For the third Distinguished Lecture this Summer, emergenCITY and MAKI could win Professor Francesco Gringoli from the University of Brescia, Italy. We are looking forward to his talk on “Controllable Accuracy in Wireless Sensing: Achieving Optimal Performance through Physical Layer Signal Obfuscation” on June 25, 2024 at 16:30:
- Date: Tuesday, 25.06.2024, 16:30 p.m.
- Speaker: Prof. Francesco Gringoli, University of Brescia, Italy
- Title: “Controllable Accuracy in Wireless Sensing: Achieving Optimal Performance through Physical Layer Signal Obfuscation”

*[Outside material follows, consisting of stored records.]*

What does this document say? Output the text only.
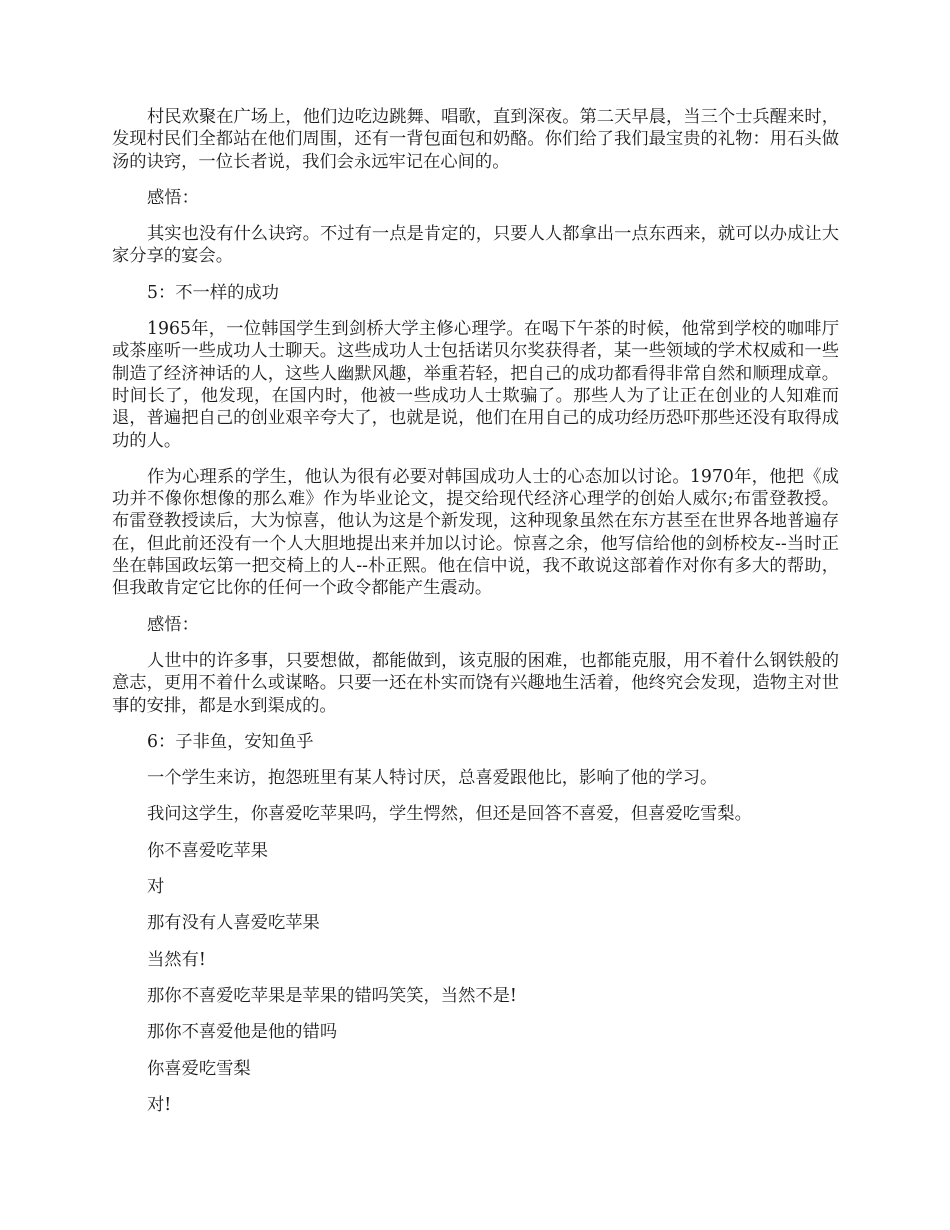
村民欢聚在广场上，他们边吃边跳舞、唱歌，直到深夜。第二天早晨，当三个士兵醒来时，发现村民们全都站在他们周围，还有一背包面包和奶酪。你们给了我们最宝贵的礼物：用石头做汤的诀窍，一位长者说，我们会永远牢记在心间的。

感悟：

其实也没有什么诀窍。不过有一点是肯定的，只要人人都拿出一点东西来，就可以办成让大家分享的宴会。

5：不一样的成功

1965年，一位韩国学生到剑桥大学主修心理学。在喝下午茶的时候，他常到学校的咖啡厅或茶座听一些成功人士聊天。这些成功人士包括诺贝尔奖获得者，某一些领域的学术权威和一些制造了经济神话的人，这些人幽默风趣，举重若轻，把自己的成功都看得非常自然和顺理成章。时间长了，他发现，在国内时，他被一些成功人士欺骗了。那些人为了让正在创业的人知难而退，普遍把自己的创业艰辛夸大了，也就是说，他们在用自己的成功经历恐吓那些还没有取得成功的人。

作为心理系的学生，他认为很有必要对韩国成功人士的心态加以讨论。1970年，他把《成功并不像你想像的那么难》作为毕业论文，提交给现代经济心理学的创始人威尔;布雷登教授。布雷登教授读后，大为惊喜，他认为这是个新发现，这种现象虽然在东方甚至在世界各地普遍存在，但此前还没有一个人大胆地提出来并加以讨论。惊喜之余，他写信给他的剑桥校友--当时正坐在韩国政坛第一把交椅上的人--朴正熙。他在信中说，我不敢说这部着作对你有多大的帮助，但我敢肯定它比你的任何一个政令都能产生震动。

感悟：

人世中的许多事，只要想做，都能做到，该克服的困难，也都能克服，用不着什么钢铁般的意志，更用不着什么或谋略。只要一还在朴实而饶有兴趣地生活着，他终究会发现，造物主对世事的安排，都是水到渠成的。

6：子非鱼，安知鱼乎

一个学生来访，抱怨班里有某人特讨厌，总喜爱跟他比，影响了他的学习。

我问这学生，你喜爱吃苹果吗，学生愕然，但还是回答不喜爱，但喜爱吃雪梨。

你不喜爱吃苹果

对

那有没有人喜爱吃苹果

当然有!

那你不喜爱吃苹果是苹果的错吗笑笑，当然不是!

那你不喜爱他是他的错吗

你喜爱吃雪梨

对!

- Venue: S2/20 room 09-10 and online via Zoom
About the lecture:
Thanks to the ubiquitous deployment of Wi-Fi hotspots, channel state information (CSI)-based Wi-Fi sensing can unleash game-changing applications in many fields, such as healthcare, security, and entertainment. At the same time, this technology represents an unprecedented threat to people’s privacy, as personal information can be collected directly at the physical layer without any possibility to hide or protect it. In this presentation, we will first explore the extent to which sensing accuracy can advance in the analysis of heterogeneous environments and the classification of the activities of the individuals involved. To this end we will try to understand the impact on CSI-based sensing of modern Wi-Fi features, such as 160-MHz bandwidth, multiple-input multiple-output (MIMO) transmissions, and increased spectral resolution in IEEE 802.11ax (Wi-Fi 6) when AI techniques are used for analyzing a huge labelled dataset that contains almost two hours of CSI data from three collectors captured across different environments and individuals. We will then consider mechanisms specifically designed to counter such accuracy and restore the privacy of the people that are exposed to sensing without being aware of it. We will introduce physical layer techniques that we recently proposed to thwart wireless sensing by obfuscating the transmitted signals in a way that appears unpredictable to unauthorized sensing receivers. We will finally discuss the possibility to implement deobfuscation subsystems that can invert the obfuscation and restore sensing capabilities at legitimate receivers.
Speaker’s Bio:
Francesco Gringoli is Full Professor at the University of Brescia, Italy. He received the master’s degree in Telecommunications Engineering from the University of Padova, Italy, in 1998 and the Ph.D. degree in Information Engineering from the University of Brescia, Italy, in 2002. His research interests include security assessment, performance evaluation and medium access control in Wireless LANs.